By Stephen Rademaker
Thursday, January 11, 2007
Over the past three years, more than 400,000 people have perished in the Darfur genocide. Fighting has intensified in recent months as diplomatic efforts to end the conflict have faltered. The government in Khartoum bears principal responsibility for the continued killing, but recently an unexpected obstacle to ending the bloodshed has emerged: the International Criminal Court (ICC).
Critics of the ICC predicted early on that it would be more a hindrance than a help to ending most conflicts. The threat of prosecution would rarely motivate both parties to stop fighting, they argued, but in many cases it would be powerful enough to convince at least one side that it was better off continuing to fight. Yet even the ICC's critics have been surprised by the degree to which this is being borne out in Darfur.
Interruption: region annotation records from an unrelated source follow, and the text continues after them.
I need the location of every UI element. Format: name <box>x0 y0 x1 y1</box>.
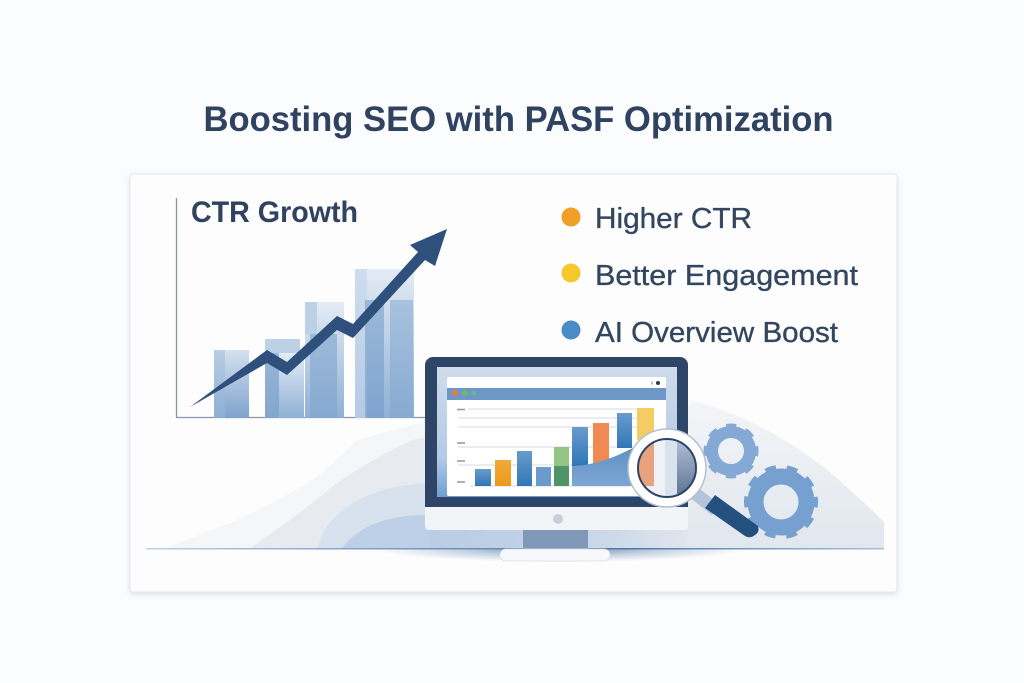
icon: small gear <box>707 427 755 475</box>
monitor screen <box>437 367 677 497</box>
icon: large gear <box>748 469 814 535</box>
browser window <box>447 377 666 496</box>
legend: AI Overview Boost: AI Overview Boost <box>595 317 838 349</box>
monitor <box>425 357 688 561</box>
chart axes <box>176 198 425 418</box>
chart: CTR growth <box>176 196 447 418</box>
window dots <box>452 390 476 396</box>
legend: Higher CTR: Higher CTR <box>595 203 752 235</box>
monitor bezel <box>425 357 688 507</box>
ground line <box>146 548 884 550</box>
icon: magnifying glass <box>628 429 759 537</box>
screen area curve <box>572 444 654 486</box>
browser toolbar <box>447 388 666 400</box>
bars <box>214 269 414 418</box>
monitor camera <box>553 514 563 524</box>
panel: main card <box>130 174 897 592</box>
magnifier neck <box>692 491 716 510</box>
title: Boosting SEO with PASF Optimization <box>204 100 834 139</box>
monitor chin <box>425 500 688 530</box>
legend <box>562 203 858 349</box>
legend: Better Engagement: Better Engagement <box>595 260 858 292</box>
chart heading: CTR Growth <box>191 196 358 229</box>
ground shadow <box>375 549 745 575</box>
chart grid <box>457 409 654 486</box>
trend arrow <box>190 229 447 407</box>
monitor base <box>500 549 610 561</box>
magnifier handle <box>705 495 759 537</box>
monitor neck <box>523 528 588 549</box>
magnifier lens <box>628 429 706 507</box>
background hills <box>167 400 884 548</box>
screen bar chart <box>475 408 654 486</box>
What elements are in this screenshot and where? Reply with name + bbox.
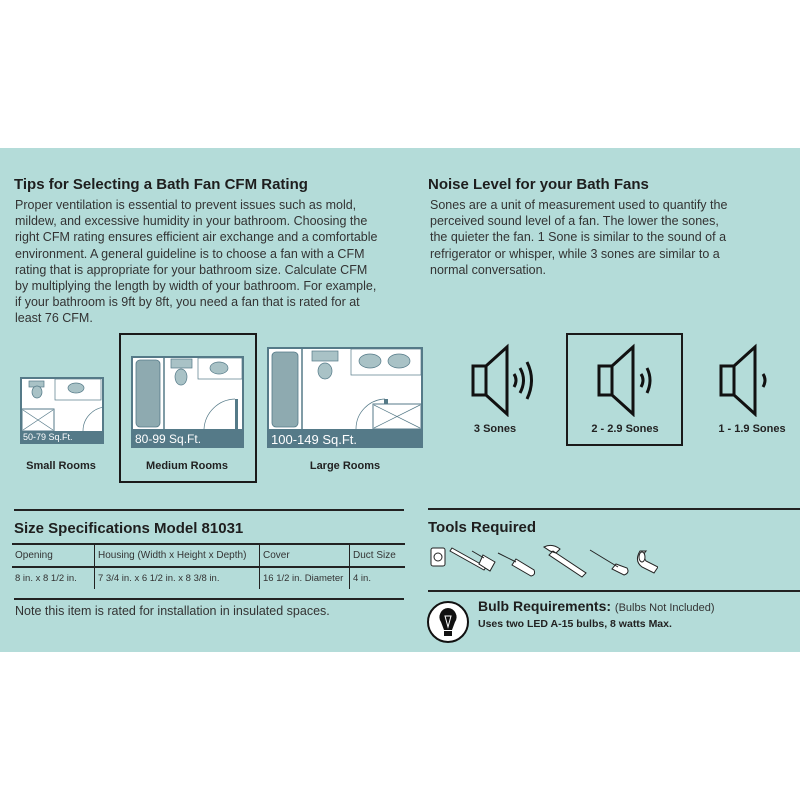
icon: speaker 2-2.9 sones bbox=[598, 344, 652, 417]
icon: speaker 3 sones bbox=[472, 344, 533, 417]
text: tips paragraph: by multiplying the length by width of your bathroom. For example, bbox=[15, 279, 376, 293]
room: small bbox=[20, 377, 104, 444]
label: medium rooms: Medium Rooms bbox=[146, 460, 228, 472]
text: tips paragraph: least 76 CFM. bbox=[15, 311, 93, 325]
text: noise paragraph: the quieter the fan. 1 Sone is similar to the sound of a bbox=[430, 230, 726, 244]
text: note: Note this item is rated for installation in insulated spaces. bbox=[15, 604, 330, 618]
text: noise paragraph bbox=[430, 198, 727, 277]
table: specifications: Duct Size bbox=[353, 550, 396, 561]
label: 2-2.9 sones: 2 - 2.9 Sones bbox=[591, 423, 659, 435]
text: tips paragraph: Proper ventilation is essential to prevent issues such as mold, bbox=[15, 198, 356, 212]
label: 50-79: 50-79 Sq.Ft. bbox=[23, 432, 73, 442]
title: noise level: Noise Level for your Bath Fans bbox=[428, 176, 649, 193]
label: large rooms: Large Rooms bbox=[310, 460, 380, 472]
label: 100-149: 100-149 Sq.Ft. bbox=[271, 432, 357, 447]
table: specifications: Opening bbox=[15, 550, 53, 561]
title: tips: Tips for Selecting a Bath Fan CFM Rating bbox=[14, 176, 308, 193]
text: tips paragraph: environment. A general guideline is to choose a fan with a CFM bbox=[15, 247, 365, 261]
title: size specifications: Size Specifications Model 81031 bbox=[14, 520, 243, 537]
text: tips paragraph: right CFM rating ensures efficient air exchange and a comfortable bbox=[15, 230, 377, 244]
table: specifications: Cover bbox=[263, 550, 290, 561]
table: specifications bbox=[12, 543, 405, 589]
room: large bbox=[267, 347, 423, 448]
icon: bulb bbox=[427, 601, 469, 643]
text: bulb details: Uses two LED A-15 bulbs, 8 watts Max. bbox=[478, 618, 672, 630]
divider lines bbox=[14, 509, 404, 511]
text: tips paragraph: rating that is appropriate for your bathroom size. Calculate CFM bbox=[15, 263, 367, 277]
icons: tools bbox=[430, 544, 658, 578]
text: noise paragraph: refrigerator or whisper, while 3 sones are similar to a bbox=[430, 247, 720, 261]
table: specifications: 16 1/2 in. Diameter bbox=[263, 573, 343, 584]
title: tools required: Tools Required bbox=[428, 519, 536, 536]
table: specifications: 7 3/4 in. x 6 1/2 in. x 8 3/8 in. bbox=[98, 573, 219, 584]
icon: speaker 1-1.9 sones bbox=[720, 344, 766, 417]
background band bbox=[0, 148, 800, 652]
highlight box: medium bbox=[119, 333, 257, 483]
label: 80-99: 80-99 Sq.Ft. bbox=[135, 432, 201, 446]
highlight box: 2-2.9 sones bbox=[566, 333, 683, 446]
table: specifications: 8 in. x 8 1/2 in. bbox=[15, 573, 77, 584]
table: specifications: Housing (Width x Height x Depth) bbox=[98, 550, 246, 561]
label: small rooms: Small Rooms bbox=[26, 460, 96, 472]
label: 1-1.9 sones: 1 - 1.9 Sones bbox=[718, 423, 786, 435]
text: tips paragraph: mildew, and excessive humidity in your bathroom. Choosing the bbox=[15, 214, 367, 228]
text: noise paragraph: normal conversation. bbox=[430, 263, 546, 277]
text: noise paragraph: perceived sound level of a fan. The lower the sones, bbox=[430, 214, 719, 228]
label: 3 sones: 3 Sones bbox=[474, 423, 516, 435]
text: bulb requirements: Bulb Requirements: (Bulbs Not Included) bbox=[478, 598, 715, 614]
room: medium bbox=[131, 356, 244, 448]
table: specifications: 4 in. bbox=[353, 573, 371, 584]
text: tips paragraph: if your bathroom is 9ft by 8ft, you need a fan that is rated for at bbox=[15, 295, 360, 309]
text: noise paragraph: Sones are a unit of measurement used to quantify the bbox=[430, 198, 727, 212]
text: tips paragraph bbox=[15, 198, 377, 325]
Much of the world agrees that to end the genocide a highly capable U.N. peacekeeping force must immediately be deployed to Darfur. The only footnote to this consensus is China, which, eager for access to Sudan's oil and armed with a veto at the U.N. Security Council, forced the United Nations to accept a precondition to action in August: that the government in Khartoum must consent to the deployment of any U.N. force.
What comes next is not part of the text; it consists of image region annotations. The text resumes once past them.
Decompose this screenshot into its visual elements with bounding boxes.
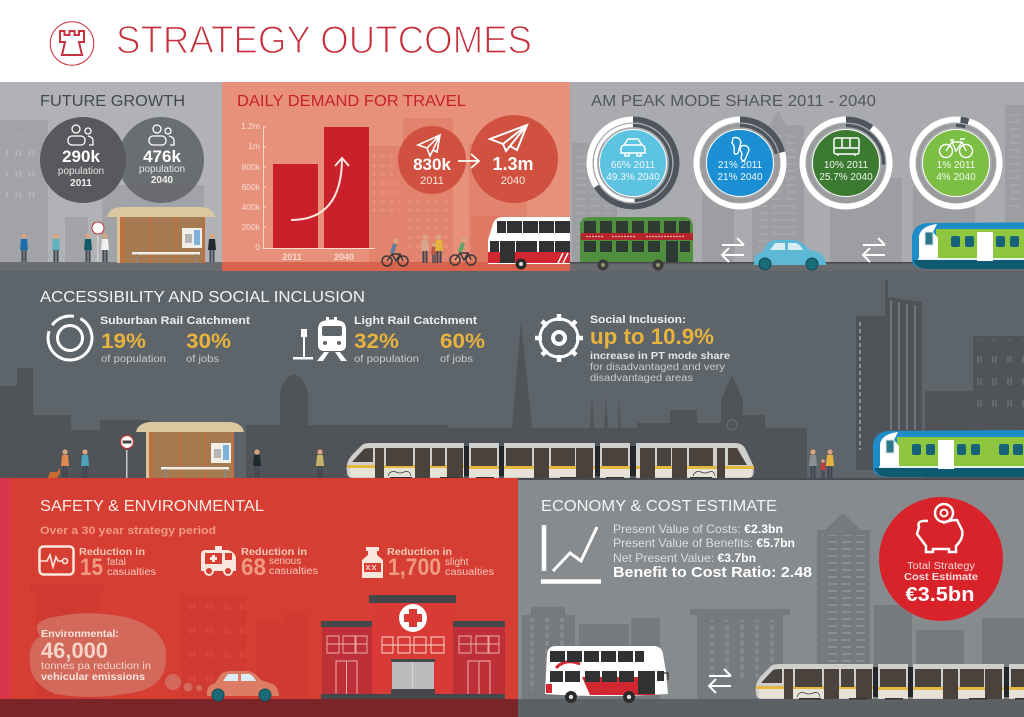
heading: future growth: FUTURE GROWTH bbox=[40, 93, 185, 110]
stat: fatal casualties: 15 bbox=[80, 554, 103, 581]
panel: daily demand for travel bbox=[222, 82, 570, 271]
light rail catchment stats: of jobs bbox=[440, 354, 473, 365]
donut: walking bbox=[696, 120, 784, 206]
social inclusion text: Social Inclusion: bbox=[590, 314, 686, 326]
heading: am peak mode share: AM PEAK MODE SHARE 2011 - 2040 bbox=[591, 93, 876, 110]
circle: population 2040: 2040 bbox=[151, 175, 174, 186]
bus stop sign bbox=[92, 222, 104, 262]
panel: accessibility and social inclusion bbox=[0, 271, 1024, 480]
icon: suburban rail ring bbox=[40, 308, 100, 368]
bar chart: daily demand: 1m bbox=[248, 141, 260, 151]
arrow: exchange car train bbox=[863, 238, 885, 262]
economic figures bbox=[613, 522, 812, 581]
heading: daily demand: DAILY DEMAND FOR TRAVEL bbox=[237, 93, 466, 110]
stat: serious casualties: Reduction in bbox=[241, 546, 307, 558]
blue and green train bbox=[873, 430, 1024, 477]
ground: demand bbox=[222, 262, 570, 271]
light rail catchment stats: of population bbox=[354, 354, 419, 365]
stat: slight casualties: slight bbox=[445, 557, 469, 568]
pedestrians bbox=[20, 233, 216, 262]
header logo bbox=[50, 22, 94, 65]
panel: am peak mode share bbox=[570, 82, 1024, 271]
cyclists and family bbox=[382, 234, 476, 266]
ground: am peak bbox=[570, 262, 1024, 271]
bus shelter bbox=[107, 207, 215, 263]
circle: population 2011: population bbox=[58, 166, 104, 177]
circle: 830k 2011: 830k bbox=[413, 155, 451, 174]
callout: environmental emissions cloud: 46,000 bbox=[41, 638, 108, 663]
callout: environmental emissions cloud bbox=[30, 613, 202, 697]
skyline: economy bbox=[522, 513, 1024, 699]
callout: environmental emissions cloud: Environmental: bbox=[41, 628, 119, 640]
economic figures: Benefit to Cost Ratio: 2.48 bbox=[613, 564, 812, 581]
donut: car: 66% 2011 bbox=[611, 160, 656, 171]
bar chart: daily demand: 400k bbox=[242, 202, 261, 212]
icon: car bbox=[621, 139, 645, 156]
stat: serious casualties: 68 bbox=[241, 554, 266, 581]
stat: fatal casualties: casualties bbox=[107, 567, 156, 578]
social inclusion text bbox=[590, 314, 730, 384]
skyline: safety bbox=[30, 584, 309, 699]
bus shelter bbox=[136, 422, 244, 478]
icon: heart monitor bbox=[40, 546, 74, 574]
suburban rail catchment stats: Suburban Rail Catchment bbox=[100, 315, 250, 327]
orange car bbox=[207, 671, 279, 701]
circle: population 2040 bbox=[118, 117, 204, 203]
stat: serious casualties: serious bbox=[269, 556, 301, 567]
arrow: exchange bus car bbox=[722, 238, 744, 262]
economic figures: Present Value of Benefits: €5.7bn bbox=[613, 536, 795, 550]
donut: cycling: 1% 2011 bbox=[937, 160, 976, 171]
skyline: demand bbox=[369, 118, 527, 262]
road edge bbox=[518, 478, 1024, 480]
skyline: am peak bbox=[572, 105, 1024, 262]
stat: fatal casualties bbox=[79, 546, 156, 581]
circle: 1.3m 2040: 1.3m bbox=[492, 154, 534, 174]
circle: population 2011: 2011 bbox=[70, 178, 92, 189]
ground: future growth bbox=[0, 262, 222, 271]
circle: population 2040: population bbox=[139, 164, 185, 175]
arrow: exchange bus tram bbox=[709, 669, 731, 693]
icon: piggy bank and coin bbox=[917, 504, 962, 552]
heading: economy: ECONOMY & COST ESTIMATE bbox=[541, 498, 777, 515]
skyline: landmarks bbox=[0, 280, 1024, 478]
donut: walking: 21% 2040 bbox=[717, 172, 763, 183]
circle: population 2040: 476k bbox=[143, 147, 181, 166]
suburban rail catchment stats: of jobs bbox=[186, 354, 219, 365]
callout: total strategy cost estimate: €3.5bn bbox=[906, 584, 974, 606]
stat: slight casualties: 1,700 bbox=[388, 554, 441, 581]
donut: car: 49.3% 2040 bbox=[606, 172, 660, 183]
ground: safety bbox=[0, 699, 518, 717]
stat: fatal casualties: fatal bbox=[107, 557, 126, 568]
title: STRATEGY OUTCOMES bbox=[116, 19, 532, 62]
panel: economy and cost estimate bbox=[518, 480, 1024, 717]
heading: safety: SAFETY & ENVIRONMENTAL bbox=[40, 498, 264, 515]
circle: 1.3m 2040: 2040 bbox=[501, 175, 525, 187]
donut: bus bbox=[802, 120, 890, 206]
bar chart: daily demand: 0 bbox=[255, 242, 260, 252]
arrow: 830k to 1.3m bbox=[458, 154, 479, 168]
icon: social inclusion gear bbox=[535, 314, 583, 362]
light rail catchment stats bbox=[354, 315, 485, 365]
arrow: growth curve bbox=[291, 158, 349, 220]
stat: fatal casualties: Reduction in bbox=[79, 546, 145, 558]
pedestrians bbox=[48, 449, 834, 478]
social inclusion text: for disadvantaged and very bbox=[590, 361, 726, 373]
icon: medicine bottle bbox=[362, 547, 383, 578]
bar chart: daily demand: 200k bbox=[242, 222, 261, 232]
light rail catchment stats: 60% bbox=[440, 330, 485, 353]
social inclusion text: disadvantaged areas bbox=[590, 372, 693, 384]
donut: bus: 10% 2011 bbox=[824, 160, 869, 171]
donut: cycling: 4% 2040 bbox=[936, 172, 976, 183]
hospital bbox=[321, 595, 505, 699]
stat: slight casualties: casualties bbox=[445, 567, 494, 578]
green double-decker bus bbox=[580, 217, 693, 270]
social inclusion text: increase in PT mode share bbox=[590, 350, 730, 362]
callout: total strategy cost estimate: Cost Estimate bbox=[904, 572, 978, 583]
donut: walking: 21% 2011 bbox=[718, 160, 763, 171]
bar chart: daily demand: 2040 bbox=[334, 252, 354, 262]
suburban rail catchment stats bbox=[100, 315, 250, 365]
circle: 1.3m 2040 bbox=[470, 115, 558, 203]
donut: bus: 25.7% 2040 bbox=[819, 172, 873, 183]
economic figures: Present Value of Costs: €2.3bn bbox=[613, 522, 783, 536]
icon: footprints bbox=[732, 138, 749, 161]
light rail catchment stats: Light Rail Catchment bbox=[354, 315, 477, 327]
suburban rail catchment stats: of population bbox=[101, 354, 166, 365]
blue and green train bbox=[912, 222, 1024, 269]
icon: bus bbox=[834, 138, 859, 156]
subheading: strategy period: Over a 30 year strategy period bbox=[40, 525, 216, 537]
stat: slight casualties: Reduction in bbox=[387, 546, 452, 558]
social inclusion text: up to 10.9% bbox=[590, 324, 714, 349]
callout: environmental emissions cloud: vehicular emissions bbox=[41, 672, 145, 683]
teal car bbox=[754, 240, 826, 270]
bus stop sign bbox=[120, 436, 134, 478]
heading: accessibility: ACCESSIBILITY AND SOCIAL INCLUSION bbox=[40, 289, 365, 306]
suburban rail catchment stats: 30% bbox=[186, 330, 231, 353]
stat: slight casualties bbox=[387, 546, 494, 581]
icon: line chart bbox=[541, 525, 601, 582]
icon: light rail stop and tram bbox=[293, 317, 347, 361]
background: white header bbox=[0, 0, 1024, 82]
circle: population 2011 bbox=[40, 117, 126, 203]
skyline: future growth bbox=[0, 120, 204, 262]
callout: total strategy cost estimate: Total Strategy bbox=[907, 561, 975, 572]
bar chart: daily demand bbox=[241, 121, 375, 262]
circle: 830k 2011 bbox=[398, 126, 466, 194]
circle: 830k 2011: 2011 bbox=[420, 175, 444, 187]
icon: bicycle bbox=[940, 139, 972, 158]
light rail catchment stats: 32% bbox=[354, 330, 399, 353]
bar chart: daily demand: 800k bbox=[242, 162, 261, 172]
bar chart: daily demand: 1.2m bbox=[241, 121, 260, 131]
callout: total strategy cost estimate bbox=[879, 497, 1003, 621]
callout: environmental emissions cloud: tonnes pa reduction in bbox=[41, 661, 151, 672]
red double-decker bus bbox=[488, 217, 570, 270]
panel: future growth bbox=[0, 82, 222, 271]
light rail tram bbox=[347, 443, 754, 478]
economic figures: Net Present Value: €3.7bn bbox=[613, 551, 756, 565]
stat: serious casualties bbox=[241, 546, 318, 581]
panel: safety and environmental bbox=[0, 478, 518, 717]
red and white double-decker bus bbox=[545, 646, 668, 703]
donut: cycling bbox=[908, 115, 1004, 211]
icon: ambulance bbox=[201, 546, 236, 575]
circle: population 2011: 290k bbox=[62, 147, 100, 166]
bar chart: daily demand: 2011 bbox=[282, 252, 302, 262]
light rail tram bbox=[756, 664, 1024, 700]
stat: serious casualties: casualties bbox=[269, 566, 318, 577]
suburban rail catchment stats: 19% bbox=[101, 330, 146, 353]
donut: car bbox=[590, 120, 676, 206]
ground: economy bbox=[518, 699, 1024, 717]
bar chart: daily demand: 600k bbox=[242, 182, 261, 192]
The Sudanese government has no history of objecting to U.N. peacekeeping forces on its territory. It agreed as recently as January 2005 to the deployment of a 10,000-member U.N. peacekeeping force in southern Sudan to monitor implementation of a peace agreement with rebels there, and that force remains in Sudan. So what has led Khartoum to reject today what it was willing to accept just two years ago? According to Sudanese government spokesmen, it's the involvement of the ICC.
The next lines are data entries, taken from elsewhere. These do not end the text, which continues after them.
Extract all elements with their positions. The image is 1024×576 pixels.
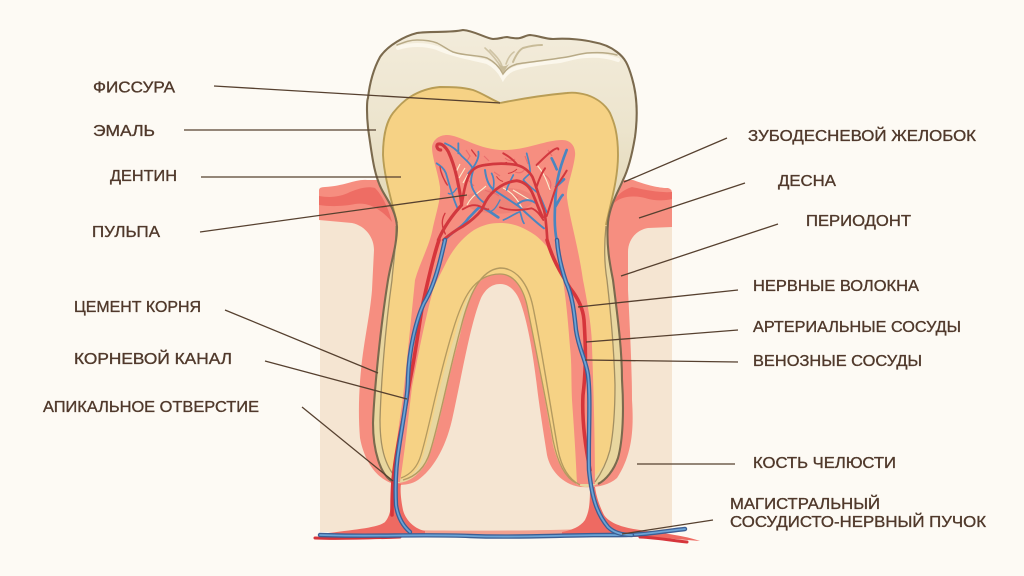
label: main neurovascular bundle bbox=[730, 494, 987, 531]
root contour lines bbox=[380, 226, 615, 485]
flares to the bundle bbox=[320, 482, 700, 541]
tooth outline bbox=[367, 30, 637, 484]
dentin bbox=[380, 87, 618, 483]
label: gingival sulcus: ЗУБОДЕСНЕВОЙ ЖЕЛОБОК bbox=[748, 126, 977, 145]
label: nerve fibres: НЕРВНЫЕ ВОЛОКНА bbox=[753, 278, 919, 295]
label: root cementum: ЦЕМЕНТ КОРНЯ bbox=[74, 299, 201, 316]
label: venous vessels: ВЕНОЗНЫЕ СОСУДЫ bbox=[753, 353, 922, 370]
main neurovascular bundle bbox=[315, 529, 687, 542]
label: apical foramen: АПИКАЛЬНОЕ ОТВЕРСТИЕ bbox=[43, 399, 259, 416]
label: main neurovascular bundle: СОСУДИСТО-НЕРВНЫЙ ПУЧОК bbox=[730, 512, 987, 531]
fissure and occlusal surface bbox=[397, 40, 618, 78]
label: enamel: ЭМАЛЬ bbox=[93, 123, 155, 140]
leader lines bbox=[184, 86, 778, 534]
soft tissue: gum and periodontium bbox=[319, 180, 672, 487]
dentin outline bbox=[383, 87, 618, 225]
tooth crown enamel bbox=[367, 30, 637, 227]
arterial branches bbox=[437, 144, 567, 240]
main vessels in canals bbox=[392, 240, 632, 535]
gum dark band left bbox=[319, 187, 392, 222]
venous branches bbox=[437, 143, 567, 240]
label: gum: ДЕСНА bbox=[778, 173, 836, 190]
tooth root bbox=[373, 222, 623, 487]
gum dark band right bbox=[612, 187, 672, 205]
label: jaw bone: КОСТЬ ЧЕЛЮСТИ bbox=[753, 455, 896, 472]
label: arterial vessels: АРТЕРИАЛЬНЫЕ СОСУДЫ bbox=[753, 319, 961, 336]
soft band along the bundle bbox=[400, 529, 590, 535]
nerve fibres bbox=[456, 164, 550, 208]
jaw bone bbox=[320, 215, 672, 532]
label: dentin: ДЕНТИН bbox=[110, 168, 177, 185]
pulp tissue texture bbox=[440, 150, 552, 214]
label: root canal: КОРНЕВОЙ КАНАЛ bbox=[74, 349, 232, 368]
label: main neurovascular bundle: МАГИСТРАЛЬНЫЙ bbox=[730, 494, 880, 513]
label: fissure: ФИССУРА bbox=[93, 80, 175, 96]
label: pulp: ПУЛЬПА bbox=[92, 224, 160, 241]
pulp chamber and canals bbox=[393, 135, 595, 484]
label: periodontium: ПЕРИОДОНТ bbox=[806, 213, 911, 230]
Sudan is not a party to the treaty establishing the ICC, so the only way the court could obtain jurisdiction over crimes in Darfur was to be granted such jurisdiction by the Security Council. The council took that step in March 2005.
The Bush administration supported bringing in the ICC, not least because the perpetrators of the Darfur genocide are so richly deserving of prosecution. More fundamentally, the administration went along because this was the strongest action that other members of the Security Council were prepared to take at the time. The political situation mirrored that surrounding the Security Council's decision to create a war crimes tribunal for the former Yugoslavia in 1993. In both cases, the United States was pressing for resolute steps to end genocide, but other countries, particularly in Europe, were unwilling to agree to steps that might entail significant military, economic or political costs. The idea of deploying eager prosecutors rather than effective peacekeepers emerged as a low-risk compromise.
But war crimes prosecutors didn't stop genocide in Yugoslavia, and they haven't stopped it in Darfur either. To the contrary, the example of the Balkans, where U.N. peacekeepers in Bosnia and Kosovo have tracked down and arrested war crimes indictees, appears to have hardened the opposition of Sudanese officials to a U.N. force. Quite predictably, those officials are saying they're not interested in a U.N. peacekeeping force in Darfur if, as in the Balkans, it would offer them a one-way trip in handcuffs to The Hague.
Those seeking to end the genocide have naturally been seeking new ways to pressure Khartoum. Realistic options for tightening economic sanctions are few. So, having failed to recognize that it was a mistake to call in the ICC, many critics of the regime have compounded the error by trying to ratchet up the threat of ICC prosecution. This, of course, reinforces the regime's impulse to say no. Indeed, it would be hard to devise a policy better calculated to perpetuate Sudan's refusal to accept a U.N. peacekeeping force in Darfur.
If the Sudanese government ever begins to seriously consider agreeing to a U.N. force in Darfur, the first thing it is likely to seek is guarantees against the arrest and prosecution of Sudanese officials by the ICC. But it is not clear that the Security Council would be able to grant the government those guarantees should the international community be prepared to consider such a bargain. In an effort to insulate the ICC from political pressure, the treaty establishing the court seeks to make it impossible for the Security Council to permanently end ICC proceedings once they have commenced.
Should efforts to deploy a U.N. force fail and the genocide continue, options for ending the bloodshed may narrow to some sort of coalition military action. Given China's opposition, such action almost certainly would have to be carried out without Security Council authorization and would be vastly inferior to the deployment of an effective U.N. peacekeeping force.
In the analogous cases of Bosnia and Kosovo, coalition military action was in large measure U.S. military action, and the same would be true in Darfur. No matter how noble our objectives, U.S. military action without U.N. authorization against another Arab government would prove deeply unpopular in many parts of the world, and America would pay a steep political price. If this is where we end up in Darfur -- or if the genocide continues unabated because peacekeepers cannot be deployed -- there will be three culprits to blame: the bloodthirsty regime in Khartoum, the oil-thirsty government in Beijing and the U.N. Security Council's shortsighted decision to bring in the ICC.
The writer, vice president of a Washington-based government affairs and consulting firm, was an assistant secretary of state from 2002 to 2006, with responsibility for arms control, nonproliferation and international security.